Saphronie looked up from the sock she was trying to darn in the dim firelight while at the same time keeping her hands warm beneath the blanket. Her forehead pleated in puzzlement. "What's the point of going visiting when you don't stay above fifteen minutes? And what kind of feed is that to offer a guest—tea and cakes? A man can't properly fill up his belly on tea and cakes."
Clementine thought about trying to explain the rules of Beacon Hill society to someone who lived in a country where your nearest neighbor could be a two-hour ride away and your larder was always open wide, along with your front door. She wasn't sure she understood all those strict and strained rules of etiquette herself anymore. "That's just the way it's done," she finally said.

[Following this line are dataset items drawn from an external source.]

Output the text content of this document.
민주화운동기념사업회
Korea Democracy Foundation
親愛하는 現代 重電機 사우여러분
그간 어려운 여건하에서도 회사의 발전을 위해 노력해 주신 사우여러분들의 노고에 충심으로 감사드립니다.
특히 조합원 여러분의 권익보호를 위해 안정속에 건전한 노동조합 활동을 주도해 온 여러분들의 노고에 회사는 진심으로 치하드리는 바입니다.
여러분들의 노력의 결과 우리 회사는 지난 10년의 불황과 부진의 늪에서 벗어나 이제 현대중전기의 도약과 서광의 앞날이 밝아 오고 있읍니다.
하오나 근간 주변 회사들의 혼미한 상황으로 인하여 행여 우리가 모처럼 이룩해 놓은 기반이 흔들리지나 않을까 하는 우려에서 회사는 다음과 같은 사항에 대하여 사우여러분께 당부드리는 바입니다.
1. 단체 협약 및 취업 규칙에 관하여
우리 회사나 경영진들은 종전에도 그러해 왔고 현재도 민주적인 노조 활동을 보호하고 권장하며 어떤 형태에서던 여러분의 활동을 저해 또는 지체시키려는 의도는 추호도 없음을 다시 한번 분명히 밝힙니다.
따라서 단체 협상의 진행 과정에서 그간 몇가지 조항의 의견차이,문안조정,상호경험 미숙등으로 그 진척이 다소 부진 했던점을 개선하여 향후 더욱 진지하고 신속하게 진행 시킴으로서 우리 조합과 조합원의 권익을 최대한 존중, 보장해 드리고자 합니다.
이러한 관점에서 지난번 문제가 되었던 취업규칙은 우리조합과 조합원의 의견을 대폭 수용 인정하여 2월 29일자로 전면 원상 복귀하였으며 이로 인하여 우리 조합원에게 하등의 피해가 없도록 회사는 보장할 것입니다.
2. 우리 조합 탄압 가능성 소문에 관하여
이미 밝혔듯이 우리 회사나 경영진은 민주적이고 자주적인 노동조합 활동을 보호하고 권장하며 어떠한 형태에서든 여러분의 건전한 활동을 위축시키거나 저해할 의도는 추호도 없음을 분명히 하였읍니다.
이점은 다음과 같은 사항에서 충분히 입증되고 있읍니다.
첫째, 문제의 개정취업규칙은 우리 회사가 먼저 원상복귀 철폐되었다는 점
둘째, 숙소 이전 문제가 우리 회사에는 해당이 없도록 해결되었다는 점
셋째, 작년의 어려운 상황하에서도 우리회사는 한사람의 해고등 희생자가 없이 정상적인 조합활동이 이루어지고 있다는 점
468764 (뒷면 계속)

Saphronie sniffed and thrust her needle into an apple-shaped pincushion. "Well, it seems a waste of time and effort to me. To get all dressed up to go a-calling and not even get fed a decent supper for your pains."
"Silly," Sarah declared from beneath the mound of furs. The two women exchanged smiles; they had thought she was asleep, although they should have known better.

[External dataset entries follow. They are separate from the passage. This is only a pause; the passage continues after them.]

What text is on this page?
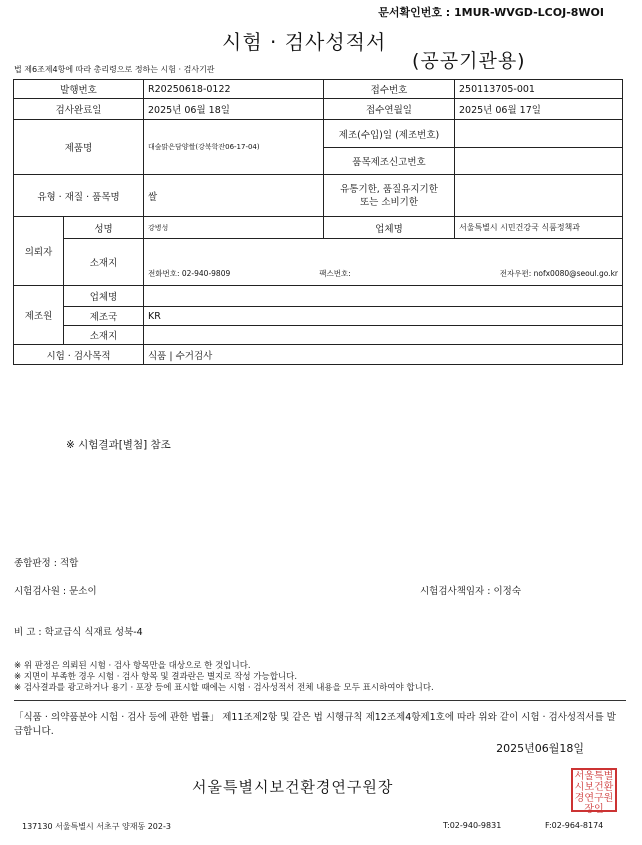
문서확인번호 : 1MUR-WVGD-LCOJ-8WOI
시험 · 검사성적서
(공공기관용)
법 제6조제4항에 따라 총리령으로 정하는 시험 · 검사기관
발행번호		R20250618-0122	접수번호	250113705-001
검사완료일		2025년 06월 18일	접수연월일	2025년 06월 17일
제품명		대숲맑은담양쌀(강북학잔06-17-04)	제조(수입)일 (제조번호)	
			품목제조신고번호	
유형 · 재질 · 품목명		쌀	유통기한, 품질유지기한
또는 소비기한	
의뢰자	성명	강병성	업체명	서울특별시 시민건강국 식품정책과
	소재지	전화번호: 02-940-9809 팩스번호: 전자우편: nofx0080@seoul.go.kr		

제조원	업체명			
	제조국	KR		
	소재지			
시험 · 검사목적		식품 | 수거검사		
※ 시험결과[별첨] 참조
종합판정 : 적합
시험검사원 : 문소이	시험검사책임자 : 이정숙
비 고 : 학교급식 식재료 성북-4
※ 위 판정은 의뢰된 시험 · 검사 항목만을 대상으로 한 것입니다.
※ 지면이 부족한 경우 시험 · 검사 항목 및 결과란은 별지로 작성 가능합니다.
※ 검사결과를 광고하거나 용기 · 포장 등에 표시할 때에는 시험 · 검사성적서 전체 내용을 모두 표시하여야 합니다.
「식품 · 의약품분야 시험 · 검사 등에 관한 법률」 제11조제2항 및 같은 법 시행규칙 제12조제4항제1호에 따라 위와 같이 시험 · 검사성적서를 발급합니다.
2025년06월18일
서울특별시보건환경연구원장
서울특별시보건환경연구원장인
137130 서울특별시 서초구 양재동 202-3	T:02-940-9831	F:02-964-8174
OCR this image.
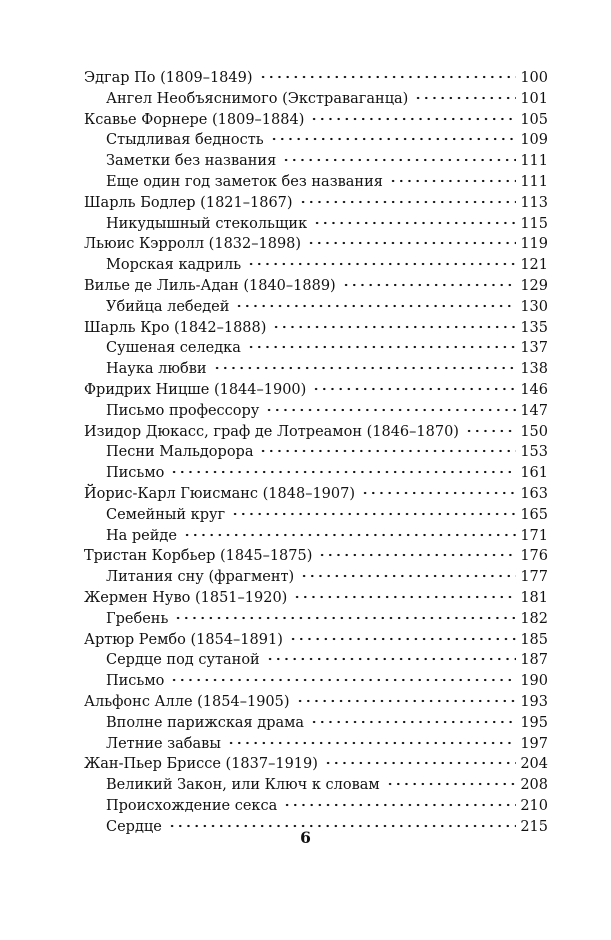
Эдгар По (1809–1849)	100
Ангел Необъяснимого (Экстраваганца)	101
Ксавье Форнере (1809–1884)	105
Стыдливая бедность	109
Заметки без названия	111
Еще один год заметок без названия	111
Шарль Бодлер (1821–1867)	113
Никудышный стекольщик	115
Льюис Кэрролл (1832–1898)	119
Морская кадриль	121
Вилье де Лиль-Адан (1840–1889)	129
Убийца лебедей	130
Шарль Кро (1842–1888)	135
Сушеная селедка	137
Наука любви	138
Фридрих Ницше (1844–1900)	146
Письмо профессору	147
Изидор Дюкасс, граф де Лотреамон (1846–1870)	150
Песни Мальдорора	153
Письмо	161
Йорис-Карл Гюисманс (1848–1907)	163
Семейный круг	165
На рейде	171
Тристан Корбьер (1845–1875)	176
Литания сну (фрагмент)	177
Жермен Нуво (1851–1920)	181
Гребень	182
Артюр Рембо (1854–1891)	185
Сердце под сутаной	187
Письмо	190
Альфонс Алле (1854–1905)	193
Вполне парижская драма	195
Летние забавы	197
Жан-Пьер Бриссе (1837–1919)	204
Великий Закон, или Ключ к словам	208
Происхождение секса	210
Сердце	215
6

"I don't remember much of when I was a little girl, before I was captured," Saphronie said. "But I do have this, like... picture in my mind of my mama lying down in the snow and making an angel, waving her arms and legs like little kids do, and my daddy looking at her and laughing—"

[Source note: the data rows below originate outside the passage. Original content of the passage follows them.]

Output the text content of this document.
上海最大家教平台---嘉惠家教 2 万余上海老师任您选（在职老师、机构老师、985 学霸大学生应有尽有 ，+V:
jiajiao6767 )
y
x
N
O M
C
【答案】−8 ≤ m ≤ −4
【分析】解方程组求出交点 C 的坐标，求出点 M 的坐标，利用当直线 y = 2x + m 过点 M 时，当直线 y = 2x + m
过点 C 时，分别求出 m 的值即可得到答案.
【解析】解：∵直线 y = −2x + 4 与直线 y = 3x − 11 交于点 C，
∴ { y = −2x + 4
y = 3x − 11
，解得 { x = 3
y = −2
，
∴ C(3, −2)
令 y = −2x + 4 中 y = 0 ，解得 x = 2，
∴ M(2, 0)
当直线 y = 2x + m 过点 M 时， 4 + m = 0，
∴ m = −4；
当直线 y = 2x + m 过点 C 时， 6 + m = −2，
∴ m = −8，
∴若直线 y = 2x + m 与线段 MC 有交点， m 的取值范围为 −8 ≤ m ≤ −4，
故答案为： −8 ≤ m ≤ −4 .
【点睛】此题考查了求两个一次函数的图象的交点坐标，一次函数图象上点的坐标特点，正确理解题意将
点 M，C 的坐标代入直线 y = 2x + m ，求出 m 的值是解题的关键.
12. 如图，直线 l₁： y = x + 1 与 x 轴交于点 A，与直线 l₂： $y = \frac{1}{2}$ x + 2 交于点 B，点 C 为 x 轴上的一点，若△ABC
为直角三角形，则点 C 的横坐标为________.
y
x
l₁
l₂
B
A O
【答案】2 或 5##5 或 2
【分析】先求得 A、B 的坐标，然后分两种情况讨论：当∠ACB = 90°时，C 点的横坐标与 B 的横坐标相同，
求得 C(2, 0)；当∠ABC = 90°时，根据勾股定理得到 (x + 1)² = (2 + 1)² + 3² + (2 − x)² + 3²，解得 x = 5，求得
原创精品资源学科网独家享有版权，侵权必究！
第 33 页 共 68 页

A rattling thump on the kitchen window cut her off in mid-sentence.
"Maybe it's someone lost in the storm," Clementine said after a frozen moment of breathless quiet.
"They'd knock on the door."
"Maybe they can't find the door. But they would see the light leaking out of the window."
She got up slowly and went to the window, with Saphronie hovering over her shoulder. Earlier she had tacked a blanket over the glass to cut down on the draft, and now, trying to be as silent as possible, she pulled it free.
For a moment she saw nothing but the reflection of her own face and the root crystals of ice that webbed the glass. Then her eyes focused on a movement beyond the window, and an image took shape—tawny fur, whiskers, pointed ears. A mouth opened wide, showing off big pointed yellow canine teeth. It let out a loud wail, its breath fogging the glass.
Saphronie shrieked so loud she woke up Daniel and started him crying. She went dashing into the parlor for the rifle that hung on the wall above the hearth. Clementine would've screamed herself if she hadn't been ruthlessly trained from the earliest age to suppress all emotion, even fear.
Sarah hadn't had such training, but hers was a different sort of backbone. She flung off the furs, got up, and marched over to the window. She crossed her arms over her chest and thrust out her chin. "Mama, I want you to shoot that painter."
Saphronie thrust the gun at Clementine, who was by far the better shot, then snatched up Daniel, hugging him so tight that he cried even louder.
"It was only attracted by the light, sweetheart," Clementine said, having to raise her voice above Daniel's wails. "It's probably cold and hungry because of the storm, but it can't get inside. Don't be frightened."
Sarah's chin went up another notch. "I'm not." She glared at the window where the cougar had been. "I want my daddy."
Clementine exchanged a look with Saphronie. She wanted Sarah's daddy, too. But even more, she wanted him safe. The window had shown her more than a cold and hungry cougar. It was snowing harder than ever now. The Lord willing Gus would be in Deer Lodge, snuggled inside a hotel bed. Tomorrow morning he'd buy the hay and load it up and start for home. But only if the weather didn't look bad. She hoped he would use his common sense and stay put if it was kicking up a blizzard come morning.